Keyword research tools reveal what people are actively searching for. The specific language people use in search queries tells you how they frame their problems, which is invaluable for both identifying your audience and speaking to them in their own words.
Study Your Competitors’ Customers
Your competitors have already done some of the work of attracting and segmenting an audience. Studying their customer base helps you discover untapped niches and understand where existing solutions fall short.
Start by evaluating each competitor’s value proposition. What problems do their products solve? What desires do they fulfill? What benefits or outcomes do they promise? Then look at the gaps. Read customer reviews on third-party sites, app stores, and social media. Pay close attention to complaints and feature requests, because these represent needs that aren’t being met. If dozens of reviews for a competitor mention poor customer support for small businesses, that’s a segment you could serve better.
Examine how followers and subscribers interact with competitors’ public content. Which posts get the most engagement? What questions do people ask in the comments? What’s the general sentiment in product reviews? This tells you both who the audience is and what they care about most. The goal isn’t to copy a competitor’s strategy. It’s to find the customers they’re underserving or ignoring entirely.
Segment by Behavior, Not Just Identity
Demographics tell you who someone is. Behavioral segmentation tells you what they actually do, which is often a better predictor of whether they’ll buy. Group potential customers by observable actions rather than (or in addition to) static characteristics.
Four behavioral categories are especially useful:
- Purchase behavior: What people have bought before, how they research purchases, and whether they abandoned a cart or inquiry before completing a transaction.
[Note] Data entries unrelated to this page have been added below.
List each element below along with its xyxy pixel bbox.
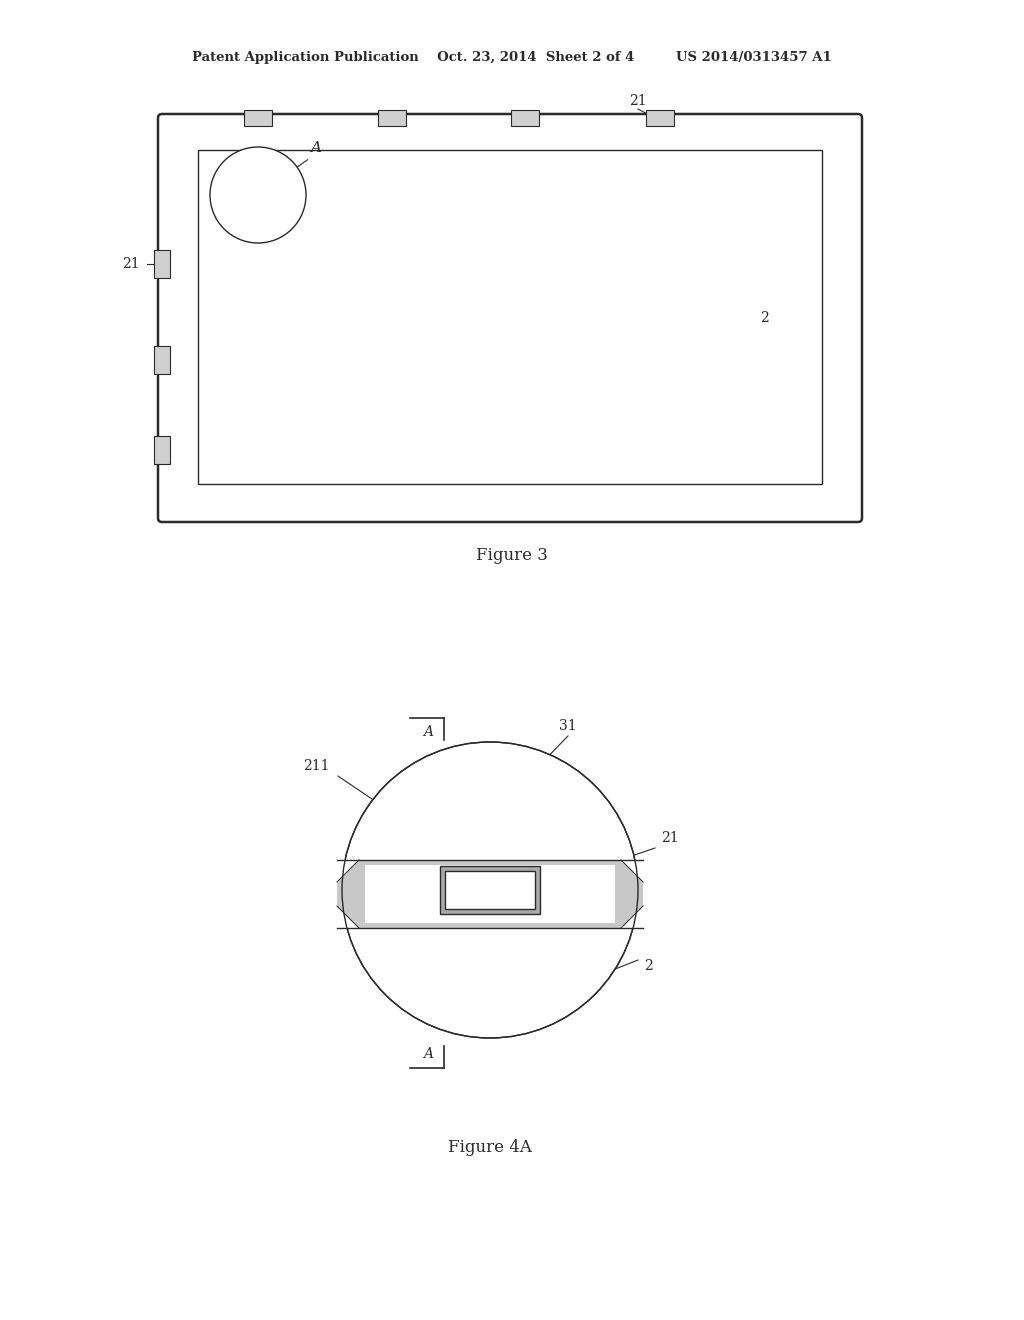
Text: 211: 211 bbox=[303, 759, 330, 774]
Text: Figure 4A: Figure 4A bbox=[449, 1139, 531, 1156]
Text: 21: 21 bbox=[629, 94, 647, 108]
Circle shape bbox=[342, 742, 638, 1038]
Text: 2: 2 bbox=[644, 960, 652, 973]
Text: 21: 21 bbox=[123, 257, 140, 271]
Polygon shape bbox=[337, 861, 359, 882]
FancyBboxPatch shape bbox=[158, 114, 862, 521]
Bar bbox=[337, 861, 643, 928]
Bar bbox=[154, 249, 170, 279]
Bar bbox=[440, 866, 540, 913]
Bar bbox=[244, 110, 272, 125]
Text: A: A bbox=[310, 141, 322, 154]
Bar bbox=[154, 436, 170, 465]
Text: 21: 21 bbox=[662, 832, 679, 845]
Text: 31: 31 bbox=[559, 719, 577, 733]
Bar bbox=[365, 865, 615, 923]
Polygon shape bbox=[337, 906, 359, 928]
Bar bbox=[378, 110, 406, 125]
Bar bbox=[646, 110, 674, 125]
Bar bbox=[198, 150, 822, 484]
Circle shape bbox=[210, 147, 306, 243]
Bar bbox=[154, 346, 170, 374]
Text: 2: 2 bbox=[760, 312, 769, 325]
Polygon shape bbox=[621, 906, 643, 928]
Bar bbox=[511, 110, 539, 125]
Text: A: A bbox=[423, 725, 433, 739]
Polygon shape bbox=[621, 861, 643, 882]
Text: Patent Application Publication    Oct. 23, 2014  Sheet 2 of 4         US 2014/03: Patent Application Publication Oct. 23, … bbox=[193, 51, 831, 65]
Text: A: A bbox=[423, 1047, 433, 1061]
Bar bbox=[445, 871, 535, 909]
Text: Figure 3: Figure 3 bbox=[476, 548, 548, 565]
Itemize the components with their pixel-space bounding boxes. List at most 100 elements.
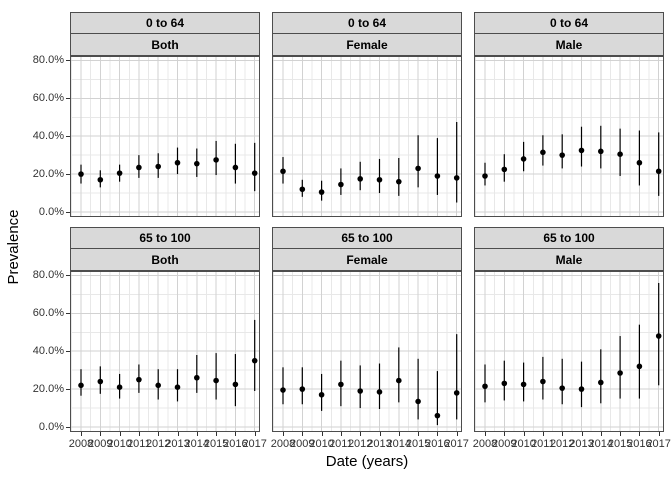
x-tick-mark	[542, 432, 544, 436]
x-tick-label: 2014	[588, 438, 614, 450]
y-tick-label: 20.0%	[32, 168, 64, 181]
x-tick-label: 2008	[68, 438, 94, 450]
data-point	[136, 164, 142, 171]
panel-border	[272, 56, 462, 217]
facet-strip-age: 65 to 100	[474, 227, 664, 249]
x-tick-label: 2008	[472, 438, 498, 450]
panel-border	[70, 56, 260, 217]
y-tick-label: 0.0%	[38, 421, 64, 433]
data-point	[376, 176, 383, 183]
data-point	[174, 159, 181, 166]
x-tick-mark	[254, 432, 256, 436]
y-tick-label: 0.0%	[38, 206, 64, 218]
y-tick-label: 80.0%	[32, 269, 64, 282]
x-tick-mark	[158, 432, 160, 436]
y-tick-label: 60.0%	[32, 307, 64, 320]
facet-panel	[272, 271, 462, 432]
data-point	[318, 189, 325, 195]
data-point	[520, 381, 527, 388]
x-axis-title: Date (years)	[325, 453, 409, 470]
y-tick-mark	[66, 98, 70, 100]
facet-strip-age: 0 to 64	[70, 12, 260, 34]
panel-border	[70, 271, 260, 432]
data-point	[636, 159, 643, 166]
y-tick-label: 40.0%	[32, 345, 64, 358]
x-tick-label: 2012	[145, 438, 171, 450]
x-tick-mark	[485, 432, 486, 436]
data-point	[655, 333, 662, 339]
y-tick-mark	[66, 351, 70, 353]
facet-panel	[70, 56, 260, 217]
x-tick-mark	[177, 432, 179, 436]
x-tick-mark	[340, 432, 342, 436]
gridlines-major	[70, 56, 260, 217]
facet-panel	[474, 56, 664, 217]
data-point	[174, 384, 181, 391]
x-tick-label: 2013	[569, 438, 594, 450]
data-point	[78, 171, 84, 177]
data-point	[482, 173, 488, 179]
x-tick-mark	[639, 432, 641, 436]
y-tick-mark	[66, 174, 70, 176]
x-tick-mark	[321, 432, 323, 436]
x-tick-mark	[620, 432, 622, 436]
data-point	[78, 382, 84, 389]
data-point	[396, 377, 402, 384]
data-point	[453, 390, 460, 396]
data-point	[434, 173, 441, 179]
x-tick-label: 2011	[531, 438, 555, 450]
data-point	[598, 148, 604, 155]
x-tick-mark	[523, 432, 525, 436]
facet-strip-age: 65 to 100	[272, 227, 462, 249]
data-point	[213, 157, 219, 163]
x-tick-label: 2012	[549, 438, 575, 450]
data-point	[501, 166, 508, 173]
x-tick-label: 2014	[184, 438, 210, 450]
y-tick-label: 60.0%	[32, 92, 64, 105]
x-tick-label: 2014	[386, 438, 412, 450]
data-layer	[280, 121, 460, 203]
x-tick-mark	[283, 432, 284, 436]
x-tick-label: 2008	[270, 438, 296, 450]
x-tick-label: 2017	[646, 438, 671, 450]
y-tick-mark	[66, 136, 70, 138]
facet-strip-age: 65 to 100	[70, 227, 260, 249]
facet-strip-sex: Both	[70, 34, 260, 56]
panel-border	[474, 271, 664, 432]
data-point	[559, 385, 565, 391]
y-tick-mark	[66, 427, 70, 428]
x-tick-label: 2010	[511, 438, 536, 450]
data-point	[232, 381, 239, 388]
y-tick-mark	[66, 313, 70, 315]
y-tick-label: 20.0%	[32, 383, 64, 396]
x-tick-label: 2017	[242, 438, 267, 450]
y-tick-label: 80.0%	[32, 54, 64, 67]
data-layer	[280, 334, 460, 426]
facet-strip-age: 0 to 64	[272, 12, 462, 34]
x-tick-label: 2011	[329, 438, 353, 450]
x-tick-mark	[658, 432, 660, 436]
x-tick-mark	[600, 432, 602, 436]
x-tick-label: 2011	[127, 438, 151, 450]
x-tick-label: 2009	[492, 438, 517, 450]
x-tick-mark	[581, 432, 583, 436]
facet-panel	[70, 271, 260, 432]
data-point	[453, 175, 460, 181]
data-point	[116, 170, 123, 176]
x-tick-mark	[302, 432, 304, 436]
facet-panel	[272, 56, 462, 217]
data-point	[338, 181, 344, 188]
data-point	[136, 376, 142, 383]
data-point	[636, 363, 643, 370]
data-point	[338, 381, 344, 388]
x-tick-label: 2013	[367, 438, 392, 450]
x-tick-mark	[562, 432, 564, 436]
x-tick-mark	[216, 432, 218, 436]
x-tick-label: 2010	[309, 438, 334, 450]
x-tick-label: 2010	[107, 438, 132, 450]
facet-strip-sex: Female	[272, 249, 462, 271]
data-point	[280, 387, 286, 393]
facet-strip-sex: Male	[474, 249, 664, 271]
x-tick-mark	[418, 432, 420, 436]
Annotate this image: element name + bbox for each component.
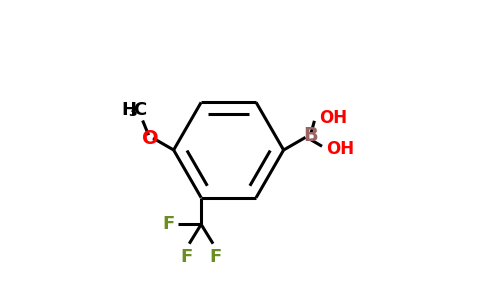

- Usage rate: How frequently someone uses your product or a similar product. Heavy users and light users often need different messaging and different offers.
- Loyalty and engagement: Which customers interact with your brand regularly and which are showing signs of losing interest. Identifying at-risk customers early lets you re-engage them before they leave.
- Occasion-based behavior: When customers are most likely to buy. Some products sell around seasonal events, life milestones, or business cycles.
Netflix, for example, tracks what users watch, how they rate content, what they search for, and how they browse. Nike analyzes purchase occasions, buying frequency based on fitness level, the sports customers participate in, and what benefits they prioritize. You don’t need Netflix-scale data to apply this thinking. Even a small business can track which email subject lines get opened, which products get reordered, and which customers refer friends.
Narrow Down and Test
After gathering all this data, you’ll likely have several possible target customer segments. Resist the urge to pursue all of them at once. Rank each segment by three criteria: how urgent is their need, how able are they to pay, and how easy are they for you to reach? The segment that scores highest on all three is your primary target.
Then test your hypothesis with real marketing. Run a small ad campaign targeting your primary segment and measure response rates. Send tailored outreach to 50 prospects who match your profile and track how many engage. Launch a landing page with messaging designed for that audience and see if it converts. If the results are strong, double down. If they’re weak, revisit your profile and adjust based on what you learned.
Your target customer profile isn’t a one-time exercise. As your product evolves, your market shifts, and you accumulate more customer data, revisit the profile every six to twelve months. The customers who were your best fit at launch may not be your best fit two years later, and the behavioral data you collect over time will sharpen your understanding in ways that initial research alone never could.